Dr. Jose Lamarca, an ophthalmologist at the Barraquer Ophthalmology Centre, has once again taken the mic for our podcast Decansa la vista to explain what presbyopia consists of and review all the therapeutic options that patients can benefit from. He explains it in the special episode Presbyopia #6.
What is presbyopia?
Presbyopia is the gradual loss of the ability to focus on up-close objects. It appears physiologically in all people from the age of 40, approximately, when the natural lens of the eye, the crystalline lens, begins to lose its natural elasticity, making it difficult to accommodate vision.
“Absolutely all of us will suffer from presbyopia, to a greater or lesser extent, depending on their prescription. Myopes usually develop it later, while patients with hyperopia can start earlier”, explains Lamarca. Although it is absolutely normal and poses no risk, the progression of presbyopia is often uncomfortable and can reduce the quality of life of patients.
Therapeutic options for presbyopia
Treatment for presbyopia is very personalized. It requires an exhaustive study to select the most appropriate therapy for each person, since we currently have a large number of options:
- Progressive glasses.
- Progressive contact lenses.
- Laser techniques.
- Surgery with implantation of a phakic intraocular lens (outside the crystalline lens).
- Clear lens surgery, popularly known as presbyopia surgery or premature cataract surgery. In this option, an intraocular lens is implanted inside the crystaline lens and the appearance of a future cataract is prevented.
Why not perform surgery on both eyes at the same time?

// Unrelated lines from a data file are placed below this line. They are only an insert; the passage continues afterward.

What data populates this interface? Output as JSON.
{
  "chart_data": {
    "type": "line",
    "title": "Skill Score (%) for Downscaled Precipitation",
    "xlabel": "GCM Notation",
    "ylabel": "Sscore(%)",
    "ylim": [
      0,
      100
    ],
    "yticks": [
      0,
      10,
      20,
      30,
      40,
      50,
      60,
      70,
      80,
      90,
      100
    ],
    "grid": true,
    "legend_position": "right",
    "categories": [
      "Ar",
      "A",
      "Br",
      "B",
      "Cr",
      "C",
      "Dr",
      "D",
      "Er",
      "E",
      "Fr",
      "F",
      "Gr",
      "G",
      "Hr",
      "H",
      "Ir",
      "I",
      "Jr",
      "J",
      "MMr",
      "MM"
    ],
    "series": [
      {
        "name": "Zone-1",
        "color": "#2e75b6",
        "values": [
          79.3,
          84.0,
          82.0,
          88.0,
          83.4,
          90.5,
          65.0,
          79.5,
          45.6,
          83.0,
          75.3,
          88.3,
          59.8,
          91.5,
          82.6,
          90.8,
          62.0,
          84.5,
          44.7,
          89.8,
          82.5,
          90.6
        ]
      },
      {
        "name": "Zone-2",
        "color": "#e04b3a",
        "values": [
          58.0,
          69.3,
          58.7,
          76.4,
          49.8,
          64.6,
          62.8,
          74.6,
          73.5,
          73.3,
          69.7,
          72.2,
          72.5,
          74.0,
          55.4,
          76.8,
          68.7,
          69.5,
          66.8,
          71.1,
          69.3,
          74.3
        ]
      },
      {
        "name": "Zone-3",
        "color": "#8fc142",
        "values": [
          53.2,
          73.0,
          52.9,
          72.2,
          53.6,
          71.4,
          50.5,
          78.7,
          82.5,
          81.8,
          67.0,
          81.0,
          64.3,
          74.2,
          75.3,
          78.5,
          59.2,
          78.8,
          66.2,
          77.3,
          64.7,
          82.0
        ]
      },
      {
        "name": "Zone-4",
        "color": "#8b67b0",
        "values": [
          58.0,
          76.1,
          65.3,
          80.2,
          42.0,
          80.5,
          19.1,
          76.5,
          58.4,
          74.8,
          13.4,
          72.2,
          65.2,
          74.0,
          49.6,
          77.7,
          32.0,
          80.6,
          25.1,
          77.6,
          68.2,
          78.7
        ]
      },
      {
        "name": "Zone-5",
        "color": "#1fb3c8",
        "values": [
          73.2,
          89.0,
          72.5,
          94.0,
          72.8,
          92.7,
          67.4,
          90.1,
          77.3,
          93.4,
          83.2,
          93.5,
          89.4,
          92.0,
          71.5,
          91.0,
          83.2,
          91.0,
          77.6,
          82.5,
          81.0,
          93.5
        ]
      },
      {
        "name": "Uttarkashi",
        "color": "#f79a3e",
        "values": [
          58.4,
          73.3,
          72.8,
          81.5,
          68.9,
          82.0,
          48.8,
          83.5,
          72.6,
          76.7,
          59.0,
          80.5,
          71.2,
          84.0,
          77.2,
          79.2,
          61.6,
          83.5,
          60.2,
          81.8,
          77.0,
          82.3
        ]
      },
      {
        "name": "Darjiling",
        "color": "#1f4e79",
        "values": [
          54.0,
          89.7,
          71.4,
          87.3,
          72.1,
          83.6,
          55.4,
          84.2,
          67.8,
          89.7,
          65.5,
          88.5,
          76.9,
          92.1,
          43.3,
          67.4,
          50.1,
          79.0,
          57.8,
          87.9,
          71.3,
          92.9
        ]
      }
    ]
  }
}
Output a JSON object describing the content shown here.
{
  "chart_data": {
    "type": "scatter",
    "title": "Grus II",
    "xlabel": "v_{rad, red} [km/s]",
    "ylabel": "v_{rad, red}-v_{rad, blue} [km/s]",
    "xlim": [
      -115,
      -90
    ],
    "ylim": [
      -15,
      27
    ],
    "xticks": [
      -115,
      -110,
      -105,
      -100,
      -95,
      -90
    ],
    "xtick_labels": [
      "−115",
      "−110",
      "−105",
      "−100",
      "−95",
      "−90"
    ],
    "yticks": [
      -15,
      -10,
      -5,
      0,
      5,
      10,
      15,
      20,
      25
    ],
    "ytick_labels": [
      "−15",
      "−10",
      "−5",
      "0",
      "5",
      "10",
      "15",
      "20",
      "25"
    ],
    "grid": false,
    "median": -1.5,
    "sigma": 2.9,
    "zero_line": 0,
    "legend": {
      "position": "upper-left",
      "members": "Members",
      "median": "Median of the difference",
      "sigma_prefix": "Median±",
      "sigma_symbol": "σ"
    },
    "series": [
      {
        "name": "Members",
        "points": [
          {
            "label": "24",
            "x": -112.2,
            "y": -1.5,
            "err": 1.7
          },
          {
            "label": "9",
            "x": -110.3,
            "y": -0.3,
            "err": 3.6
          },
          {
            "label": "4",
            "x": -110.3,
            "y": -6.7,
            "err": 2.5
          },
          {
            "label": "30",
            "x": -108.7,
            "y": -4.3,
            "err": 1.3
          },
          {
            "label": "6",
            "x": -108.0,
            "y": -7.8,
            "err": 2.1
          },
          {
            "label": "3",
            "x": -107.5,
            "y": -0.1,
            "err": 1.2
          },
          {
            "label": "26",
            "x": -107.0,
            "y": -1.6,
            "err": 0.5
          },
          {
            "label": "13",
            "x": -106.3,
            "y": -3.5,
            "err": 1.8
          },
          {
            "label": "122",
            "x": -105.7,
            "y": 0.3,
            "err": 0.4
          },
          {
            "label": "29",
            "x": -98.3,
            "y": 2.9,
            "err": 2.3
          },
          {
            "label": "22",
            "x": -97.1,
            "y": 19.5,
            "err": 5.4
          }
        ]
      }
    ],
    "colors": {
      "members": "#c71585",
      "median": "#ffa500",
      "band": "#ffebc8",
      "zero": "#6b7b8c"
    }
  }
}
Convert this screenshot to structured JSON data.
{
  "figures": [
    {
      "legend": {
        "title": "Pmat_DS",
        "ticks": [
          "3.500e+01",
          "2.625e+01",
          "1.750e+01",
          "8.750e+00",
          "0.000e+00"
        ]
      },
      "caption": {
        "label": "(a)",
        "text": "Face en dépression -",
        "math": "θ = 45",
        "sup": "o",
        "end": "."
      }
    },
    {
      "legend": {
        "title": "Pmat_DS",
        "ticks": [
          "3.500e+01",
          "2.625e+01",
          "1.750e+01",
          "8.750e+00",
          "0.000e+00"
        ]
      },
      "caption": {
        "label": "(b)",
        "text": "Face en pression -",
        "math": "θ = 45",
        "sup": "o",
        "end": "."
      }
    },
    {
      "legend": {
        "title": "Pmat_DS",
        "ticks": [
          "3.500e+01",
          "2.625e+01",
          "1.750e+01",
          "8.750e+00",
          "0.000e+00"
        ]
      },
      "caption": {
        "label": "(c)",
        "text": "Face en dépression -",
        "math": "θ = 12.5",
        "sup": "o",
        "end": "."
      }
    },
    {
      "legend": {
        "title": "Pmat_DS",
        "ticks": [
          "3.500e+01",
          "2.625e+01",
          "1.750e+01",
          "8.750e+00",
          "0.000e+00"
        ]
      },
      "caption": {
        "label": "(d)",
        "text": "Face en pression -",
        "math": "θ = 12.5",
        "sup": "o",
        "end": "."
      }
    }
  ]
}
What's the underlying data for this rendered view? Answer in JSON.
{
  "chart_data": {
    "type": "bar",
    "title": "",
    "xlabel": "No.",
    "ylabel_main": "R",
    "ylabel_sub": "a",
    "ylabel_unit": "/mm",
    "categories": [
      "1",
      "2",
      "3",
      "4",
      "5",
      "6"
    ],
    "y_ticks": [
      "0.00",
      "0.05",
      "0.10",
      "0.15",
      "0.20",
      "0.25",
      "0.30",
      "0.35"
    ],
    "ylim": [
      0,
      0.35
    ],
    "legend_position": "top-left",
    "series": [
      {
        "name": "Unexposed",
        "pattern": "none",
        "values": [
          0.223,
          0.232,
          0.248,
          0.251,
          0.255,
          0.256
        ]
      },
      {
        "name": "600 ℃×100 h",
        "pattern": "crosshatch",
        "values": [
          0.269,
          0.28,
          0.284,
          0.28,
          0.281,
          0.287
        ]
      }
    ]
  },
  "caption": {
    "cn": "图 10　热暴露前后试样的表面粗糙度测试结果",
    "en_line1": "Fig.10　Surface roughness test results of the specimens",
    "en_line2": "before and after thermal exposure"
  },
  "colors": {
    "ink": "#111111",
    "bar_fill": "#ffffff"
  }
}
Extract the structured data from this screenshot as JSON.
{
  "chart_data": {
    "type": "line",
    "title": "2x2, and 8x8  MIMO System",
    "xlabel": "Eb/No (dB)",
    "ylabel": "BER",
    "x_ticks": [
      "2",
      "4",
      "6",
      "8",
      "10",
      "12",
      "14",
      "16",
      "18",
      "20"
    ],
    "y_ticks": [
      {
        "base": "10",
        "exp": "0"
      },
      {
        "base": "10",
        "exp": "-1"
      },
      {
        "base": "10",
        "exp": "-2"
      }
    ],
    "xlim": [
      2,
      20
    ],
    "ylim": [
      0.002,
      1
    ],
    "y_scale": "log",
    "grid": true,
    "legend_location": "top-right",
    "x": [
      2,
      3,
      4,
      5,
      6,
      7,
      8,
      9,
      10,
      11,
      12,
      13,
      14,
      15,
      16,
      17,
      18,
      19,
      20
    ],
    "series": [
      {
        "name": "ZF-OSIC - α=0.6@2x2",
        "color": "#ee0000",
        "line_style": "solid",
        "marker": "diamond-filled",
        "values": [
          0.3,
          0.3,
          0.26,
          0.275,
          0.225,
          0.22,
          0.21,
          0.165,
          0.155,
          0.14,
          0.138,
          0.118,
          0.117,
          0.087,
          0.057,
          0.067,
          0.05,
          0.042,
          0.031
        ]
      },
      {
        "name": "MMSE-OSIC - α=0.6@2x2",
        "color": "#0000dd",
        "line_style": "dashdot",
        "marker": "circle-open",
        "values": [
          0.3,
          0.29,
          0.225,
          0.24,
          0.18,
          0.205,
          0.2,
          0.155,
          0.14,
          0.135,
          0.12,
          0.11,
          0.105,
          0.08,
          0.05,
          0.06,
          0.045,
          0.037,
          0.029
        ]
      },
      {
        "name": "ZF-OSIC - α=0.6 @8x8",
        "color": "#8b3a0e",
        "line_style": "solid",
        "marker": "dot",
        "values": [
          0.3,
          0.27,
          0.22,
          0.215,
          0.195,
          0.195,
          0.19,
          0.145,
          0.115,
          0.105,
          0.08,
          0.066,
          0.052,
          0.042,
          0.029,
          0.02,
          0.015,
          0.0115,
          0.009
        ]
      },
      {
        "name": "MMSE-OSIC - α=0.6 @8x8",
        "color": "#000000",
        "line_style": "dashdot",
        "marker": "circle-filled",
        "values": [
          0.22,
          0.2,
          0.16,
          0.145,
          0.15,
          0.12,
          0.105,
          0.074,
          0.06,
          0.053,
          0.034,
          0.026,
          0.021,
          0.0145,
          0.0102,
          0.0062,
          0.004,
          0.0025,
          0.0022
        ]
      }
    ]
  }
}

When we perform surgery, in addition to carrying out an exhaustive preoperative procedure and working with the widest range of lenses to offer maximum customization, Barraquer offers other differential points that reduce risk and optimize results: "We operate presbyopia on both eyes separately because we don't want any surprises”, says Dr. Lamarca.
"If there is slight error in the first intervention, we have room to make modifications before the second"
As the specialist has clarified, it is true that undergoing surgery of both eyes at the same time with drop anaesthesia can be attractive since it requires less surgical investment and shortens the postoperative period. But this option has important disadvantages because operating on both eyes at the same time does not allow for error and, furthermore, drop anaesthesia requires the collaboration of the patient during surgery, who has to look at a light and try to be still with one eye that it is not completely locked.
On the other hand, the team to which Dr. Lamarca belongs, after operating on the first eye, can check that the lens placed is the right one before proceeding with the second eye: "It doesn't usually happen, but if there is a slight error, we have room to make modifications before the second surgery”. In addition, as another differentiating element, the anaesthesia used leaves the ocular structure totally blocked: "We are very respectful in relation to analgesia and prefer to use local anaesthesia and not topical, although it requires a higher cost and surgical structure due to the mandatory presence of an anaesthetist during surgery. Only in this way can we provide greater comfort and a much more relaxed experience to the patient, who will not feel pain and will not have to collaborate during the intervention," adds the doctor.